What is the best asset allocation?
Global equities have partially recovered their early February losses and market volatility measures have fallen, though still at levels higher than last year. There is a constructive view on global equities as the economic backdrop remains strong and expect global inflation to pick up only gradually. This should allow central banks to normalize monetary policy at a measured pace. The ECB has dropped its pledge to increase its asset-purchase program in “size and/or duration” if needed, and it is expected to taper the program in the fourth quarter of this year.
It made sense to remain overweight global stocks versus euro high yield and high grade bonds. As we enter a phase in the business cycle where volatility tends to increase, it could be right to protect part of your pro-risk exposure through equity put options. An escalation in trade tensions remains a risk, but the base case is for a combination of targeted tariffs and bilateral negotiations, with no significant economic impact.
US companies, which make up about half of the global stock market, are benefiting from tax relief and a new fiscal spending package. By price-to-earnings ratio, the global stock valuation is slightly below long-term average. Analysts remain overweight Eurozone versus UK stocks. Given their cyclical sector composition and high operational leverage, Eurozone companies are well placed to benefit from robust global demand, while UK firms should lag other regions in terms of earnings growth.

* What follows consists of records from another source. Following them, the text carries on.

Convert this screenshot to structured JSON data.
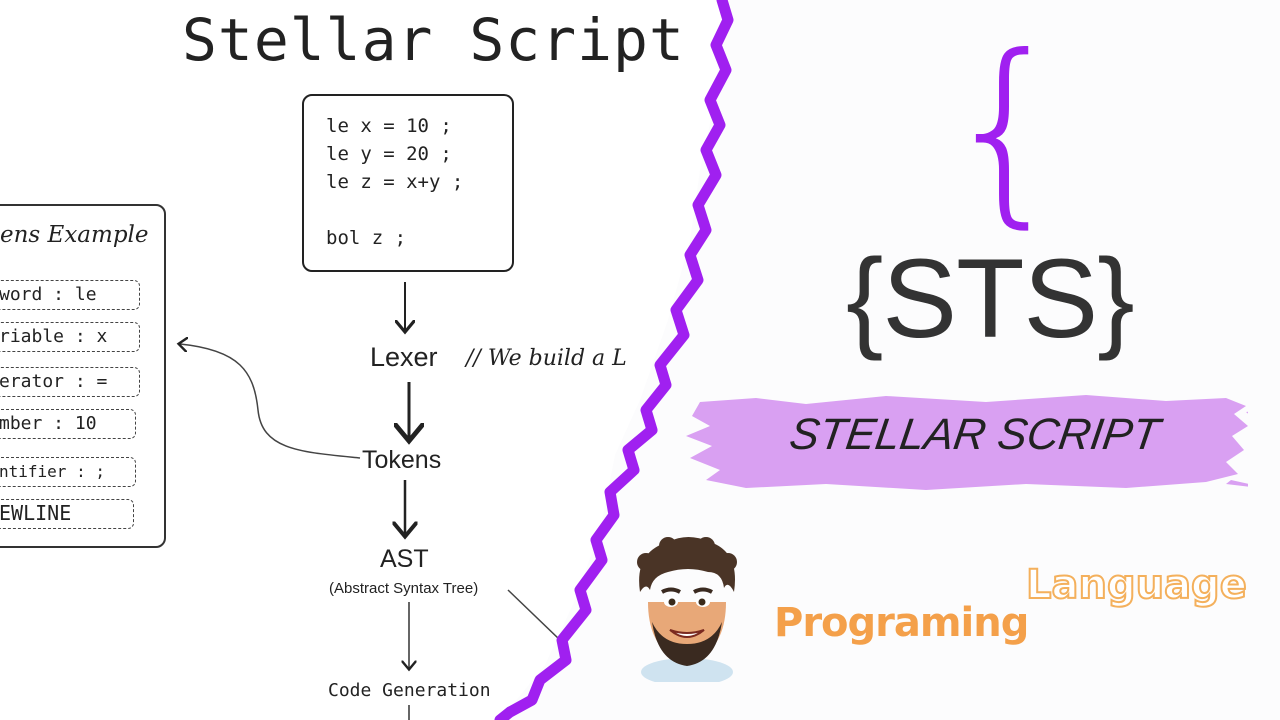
{
  "title": "Stellar Script",
  "code": {
    "lines": [
      "le x = 10 ;",
      "le y = 20 ;",
      "le z = x+y ;",
      "",
      "bol z ;"
    ]
  },
  "tokens_card": {
    "title": "ens Example",
    "items": [
      "word : le",
      "riable : x",
      "erator : =",
      "mber : 10",
      "ntifier : ;",
      "EWLINE"
    ]
  },
  "flow": {
    "lexer": "Lexer",
    "lexer_comment": "// We build a L",
    "tokens": "Tokens",
    "ast": "AST",
    "ast_sub": "(Abstract Syntax Tree)",
    "codegen": "Code Generation"
  },
  "logo": {
    "brace": "{",
    "text": "{STS}"
  },
  "banner": {
    "text": "STELLAR SCRIPT",
    "color": "#d9a0f2"
  },
  "tagline": {
    "word1": "Programing",
    "word2": "Language",
    "color": "#f4a04a"
  },
  "colors": {
    "divider": "#a020f0",
    "ink": "#222222"
  },
  "icons": {
    "avatar": "cartoon-avatar-icon"
  }
}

Experts are also overweight emerging market (EM) versus Australian stocks. Like their Eurozone peers, EM companies should benefit from the strong global growth given their operational leverage, while the expected weakness in the US dollar should enhance their stock performance in USD terms. Investors who don’t own Australian stocks should underweight UK stocks. Trade disruptions would hit export-oriented Eurozone and EM companies.Analysts are overweight EM sovereign bonds in USD against high-grade bonds. We expect EM sovereign spreads to tighten amid improving fundamentals, stable commodity prices and a benign external backdrop. Also, their current yield pick-up of 2.6% in USD is attractive. Euro high yield bonds remain expensive and we continue to underweight these assets versus global equities. Analysts are overweight 10-year US Treasury bonds against USD cash, a position that should benefit from the attractive carry. By contrast, analysts are underweight 10-year Japanese government bonds against JPY cash. The Bank of Japan is likely to raise the target of its yield-curve control later this year, while an interest rate cut looks unlikely.Analysts are reducing our long CAD versus USD position, given the near-term headwinds of market volatility and trade-related uncertainty. In general, FX positions should benefit from a solid global economy that convinces investors to let go of safe-haven currencies. In addition, analysts are long EUR versus short USD, long GBP versus short CHF, long JPY versus short NZD, and overweight a diversified basket of EM currencies. The Eurozone runs a large trade surplus, at 4% of GDP, while the US has sizable trade and budget deficits, which should support the EURUSD exchange rate. Long GBP versus short CHF position should benefit from lower Brexit uncertainty, while the Bank of England is likely to hike rates at least once this year.